Secara isi dan hukum, menurut promotor dan ketua sidang
masih perlu pendekatan lain dan penelitian lebih lanjut. Namun menariknya bukan
pada hasil tesis yang mungkin dianggap tabu atau belum sempurna, tapi ide
dirinya sendiri yang secara individu ingin merelevankan beberapa ayat dalam al
Qur’an yang dianggap “nganggur”. Dimana harapannya muatan dalam kitab suci itu
relevan saat ini bahkan selamanya dalam kerangkan yang bisa diukur dengan
obyektif. Hal itulah yang mendasari penelitiannya yang kemudian menerjemahkan pandangan
muhammad Syahrur dalam hubungan non-marital.

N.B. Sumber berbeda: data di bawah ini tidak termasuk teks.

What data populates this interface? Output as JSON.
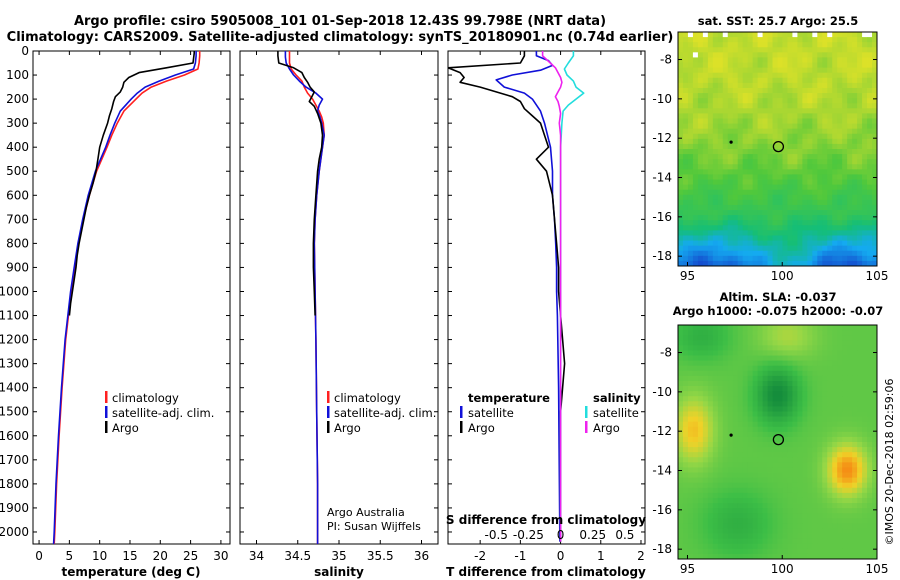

Buruknya, golongan kanan paling ambisius menggelorakan emosi
sehingga membuat social text yang tidak hanya merendahkan bahkan
menghina penulis. Tidaknya sampai disitu, dari social text yang terbangun
terjadilah teror bahkan intimidasi yang merusak reputasi bahkan keluarga seorang
akademisi. Fenomena ini menjadi phobia bagi akademisi lainnya untuk membahas
hal yang dianggap tabu dalam masyarakat. Bahkan lebih buruknya, akademia enggan
membahas hal-hal yang dianggap tabu dalam masyarakat namun tersurat dan
tersirat dalam kitab suci. Asalkan golongan kanan tau, kejayaan Ustmani jatuh
didasari peradabannya gagal membahas hal yang tabu dan ketika mendapat serangan
ide peradaban lain, mereka sudah terlambat untuk bergerak.
Ide menjadi polar dalam kehidupan manusia, apapun ide itu akan
menjadi roh yang akan hidup selamanya. Hanya orang-orang yang bodoh mengorbankan
ide untuk materi sesaat. Tapi itulah yang terjadi, ide tentang pembangunan
peradaban bangsa seharusnya lepas dari kepentingan materi. Sebagaimana negara
ini dibangun dengan berimpikan peradaban besar namun gagal karena ide materi
menyusup disetiap hati kecil manusia.
Peradaban yang besar berawal dari ide, ide yang lurus dan
murni untuk kehidupan sosial bukan ide yang berisi social text sentimen.
Dikit2 teriak “NKRI Harga mati” atau “aku pancasila” atau semacamnya hanya akan
menghambat ide tentang konstruktifitas. Jargon tidak dibutuhkan dalam membangun
peradaban tapi ide adalah tiang utama dari peradaban. Ide hidup harmonis dan
beragam telah hidup dalam setiap ingatan individu bangsa namun egoisme membuat
hubungan antara individu berantakan. Jika sudah begitu kembalilah ke dasar awal
ide dimana tujuan kita adalam melahirkan peradaban lebih baik bukan hanya
memperbaiki peradaban saat ini tapi juga mewariskan untuk generasi setelahnya.
Tentu harapan ini dapat dirasakan oleh genarasi selanjutnya
dengan tetap mempertahankan ide bangsa untuk hidup harmonis berdampingan tanpa
melihat perbedaan. Oleh karena itu ide ini wajib untuk kita hidupkan walau harus
menerima kekurangan atau menerima ide lain secara objektif. Itulah bagian
tersulit dari kehidupan sosial ini, menerima kelemahan dan mengakui keunggulan.
Semoga apa-apa ide yang dilanjutkan adalah ide-ide yang benar-benar berisikan
roh terhadap pembangunan peradaban demi keberlanjutan kehidupan dan kemanusian.